The feature uses machine learning to display a user’s preferred language. This will come in handy for Pages that include multiple languages in a single post to avoid missing an audience. Instead of all the languages included appearing for those reading it, a French-speaking user, for example, will see the post only in French instead of having to scroll through long text that says the same thing in different languages.
This allows more people to communicate, learn information on the platform and share their opinions without language being a barrier. It only makes sense that Facebook would introduce a feature like this. There are more than 1.5 billion people on the social network, and only 50 percent of users speak English.
Previously, Facebook users could click on a “translate” button on statuses that appeared in different languages.

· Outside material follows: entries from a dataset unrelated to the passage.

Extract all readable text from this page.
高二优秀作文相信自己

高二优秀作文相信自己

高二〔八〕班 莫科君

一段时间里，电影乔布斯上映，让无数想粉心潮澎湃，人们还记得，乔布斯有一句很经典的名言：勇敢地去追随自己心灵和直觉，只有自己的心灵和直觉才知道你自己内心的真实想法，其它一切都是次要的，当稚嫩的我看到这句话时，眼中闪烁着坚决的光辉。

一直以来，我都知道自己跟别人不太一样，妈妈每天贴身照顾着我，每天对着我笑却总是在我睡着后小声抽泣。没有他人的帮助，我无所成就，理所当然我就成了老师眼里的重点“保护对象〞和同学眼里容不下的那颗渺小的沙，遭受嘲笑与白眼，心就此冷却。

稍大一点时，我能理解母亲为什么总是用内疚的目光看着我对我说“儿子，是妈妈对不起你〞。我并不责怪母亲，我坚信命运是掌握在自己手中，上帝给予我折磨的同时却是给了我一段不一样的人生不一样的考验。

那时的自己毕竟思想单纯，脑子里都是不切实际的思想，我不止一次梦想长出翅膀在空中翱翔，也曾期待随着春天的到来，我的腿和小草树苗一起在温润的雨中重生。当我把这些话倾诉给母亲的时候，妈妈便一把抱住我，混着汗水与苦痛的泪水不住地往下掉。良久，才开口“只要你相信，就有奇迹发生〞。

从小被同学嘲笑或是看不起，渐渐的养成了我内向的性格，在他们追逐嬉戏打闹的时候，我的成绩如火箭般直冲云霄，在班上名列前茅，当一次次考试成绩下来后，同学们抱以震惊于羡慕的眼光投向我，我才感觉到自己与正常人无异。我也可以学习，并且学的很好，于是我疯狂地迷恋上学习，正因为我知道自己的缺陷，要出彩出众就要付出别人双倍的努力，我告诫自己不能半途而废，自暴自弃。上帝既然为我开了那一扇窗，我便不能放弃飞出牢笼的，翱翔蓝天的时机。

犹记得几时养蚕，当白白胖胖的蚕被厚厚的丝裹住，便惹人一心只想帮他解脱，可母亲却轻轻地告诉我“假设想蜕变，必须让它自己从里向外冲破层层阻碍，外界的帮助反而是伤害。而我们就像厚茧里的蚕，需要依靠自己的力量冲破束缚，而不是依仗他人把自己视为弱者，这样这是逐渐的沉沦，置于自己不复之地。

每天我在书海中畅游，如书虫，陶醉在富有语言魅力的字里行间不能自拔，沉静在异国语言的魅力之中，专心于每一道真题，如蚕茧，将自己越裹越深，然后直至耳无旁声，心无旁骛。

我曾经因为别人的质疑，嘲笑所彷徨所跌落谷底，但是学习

However, these posts had to be written by switching the language on the user’s smartphone or computer keyboard. The multilingual composer makes it easy for any user to start writing in English and then instantly translate it to the language they prefer to post it in.
Here’s how it works:
When a user is composing a new post, they have the option to have the text appear in additional languages. To select a language, the author simply clicks on a drop-down menu associated with “Language: Select” to choose the language they want. The text will automatically be translated.
Once they select the language, the user then has the option of also sharing this status in yet another language. To do so, they click on “Write post in another language” in gray text located underneath the blue text for the language they selected. They would then select another language and have the option of keeping the translation or editing it.
This allows the same post to be written in, say, English, Spanish and Arabic, all in a few easy steps. Remember, other users will not see this post three times; they will only see it in their language.